Wendell, Sherman, and Dixon first performed as the Holmes Brothers in 1979, and their Sunday night jam sessions at Dan Lynch's in the East Village became ground zero for the New York blues scene. But it would be another 11 years before their first album, In the Spirit, appeared on Rounder Records. The 20 years of dues paying, though, were evident in the relaxed, veteran confidence on the tracks, and the trio was an immediate hit with critics and with audiences at showcase clubs and festivals.

After that first one, the albums started coming regularly: 1991's Where It's At added steel guitarist Gib Wharton, who toured as the unofficial fourth member through 1995. 1992's all-gospel Jubilation made the Holmes Brothers the first American act to record for Peter Gabriel's Real World label. 1993's Soul Street focused on early R&B, while 1996's Lotto Land was the soundtrack album for a movie that co-starred Wendell. 1997's Promised Land featured songs by Tom Waits and Paul McCartney, and 2001's Speaking in Tongues was produced by the band's old friend Joan Osborne.

"Joan came into Dan Lynch's one day back in the '80s," Dixon remembers. "She heard us play and said, 'Hmmm, maybe I'll sing too.'"

"She's from Kentucky, and we're from Virginia, so it was easy to become friends," Wendell adds. "I'm so proud of Joanie, because she's matured so much as a singer since we met.
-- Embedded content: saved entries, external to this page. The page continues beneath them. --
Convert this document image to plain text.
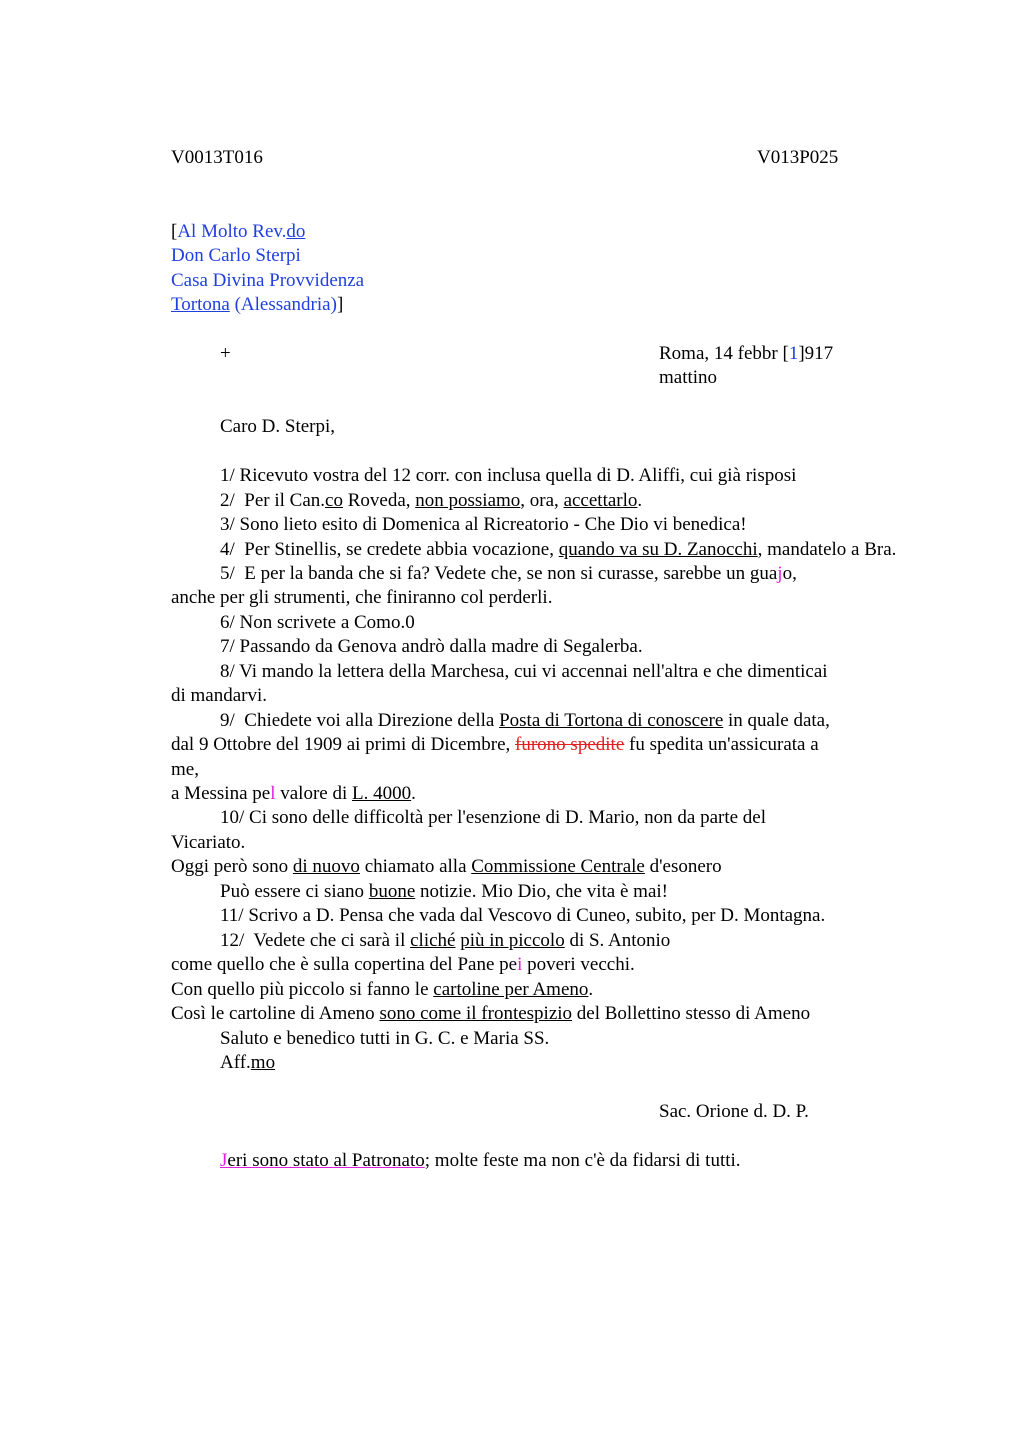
V0013T016	V013P025
[Al Molto Rev.do
Don Carlo Sterpi
Casa Divina Provvidenza
Tortona (Alessandria)]
+	Roma, 14 febbr [1]917
mattino
Caro D. Sterpi,
1/ Ricevuto vostra del 12 corr. con inclusa quella di D. Aliffi, cui già risposi
2/  Per il Can.co Roveda, non possiamo, ora, accettarlo.
3/ Sono lieto esito di Domenica al Ricreatorio - Che Dio vi benedica!
4/  Per Stinellis, se credete abbia vocazione, quando va su D. Zanocchi, mandatelo a Bra.
5/  E per la banda che si fa? Vedete che, se non si curasse, sarebbe un guajo,
anche per gli strumenti, che finiranno col perderli.
6/ Non scrivete a Como.0
7/ Passando da Genova andrò dalla madre di Segalerba.
8/ Vi mando la lettera della Marchesa, cui vi accennai nell'altra e che dimenticai
di mandarvi.
9/  Chiedete voi alla Direzione della Posta di Tortona di conoscere in quale data,
dal 9 Ottobre del 1909 ai primi di Dicembre, furono spedite fu spedita un'assicurata a
me,
a Messina pel valore di L. 4000.
10/ Ci sono delle difficoltà per l'esenzione di D. Mario, non da parte del
Vicariato.
Oggi però sono di nuovo chiamato alla Commissione Centrale d'esonero
Può essere ci siano buone notizie. Mio Dio, che vita è mai!
11/ Scrivo a D. Pensa che vada dal Vescovo di Cuneo, subito, per D. Montagna.
12/  Vedete che ci sarà il cliché più in piccolo di S. Antonio
come quello che è sulla copertina del Pane pei poveri vecchi.
Con quello più piccolo si fanno le cartoline per Ameno.
Così le cartoline di Ameno sono come il frontespizio del Bollettino stesso di Ameno
Saluto e benedico tutti in G. C. e Maria SS.
Aff.mo
Sac. Orione d. D. P.
Jeri sono stato al Patronato; molte feste ma non c'è da fidarsi di tutti.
She's constantly working to develop. And she surprised me as a producer--she knew all about engineering and really pushed us to improve."

The new album, Simple Truths, was produced by Craig Street, who oversaw a similar blend of country and blues on recent albums by Cassandra Wilson and Norah Jones. It was Street who suggested that Dixon sing Bob Marley's "Concrete Jungle" as a country blues. It was Street who encouraged Wendell to add the garage-rock guitar to "I'm So Lonesome I Could Cry." It was Street who insisted that the arrangements be left half-finished with the rough edges showing.

"On the new album," Wendell points out, "you'll notice that a lot of songs don't have an ending. They just stop. At first it bothered me, because most of our records have been arranged--some even have horn sections. So when I first heard the roughs, I was not pleased at all. But when I heard the final mix, I was overjoyed, because I saw what he was up to. He was showing the world the real-deal Holmes Brothers. A lot of people ask me if this album was done live. I take that as a compliment."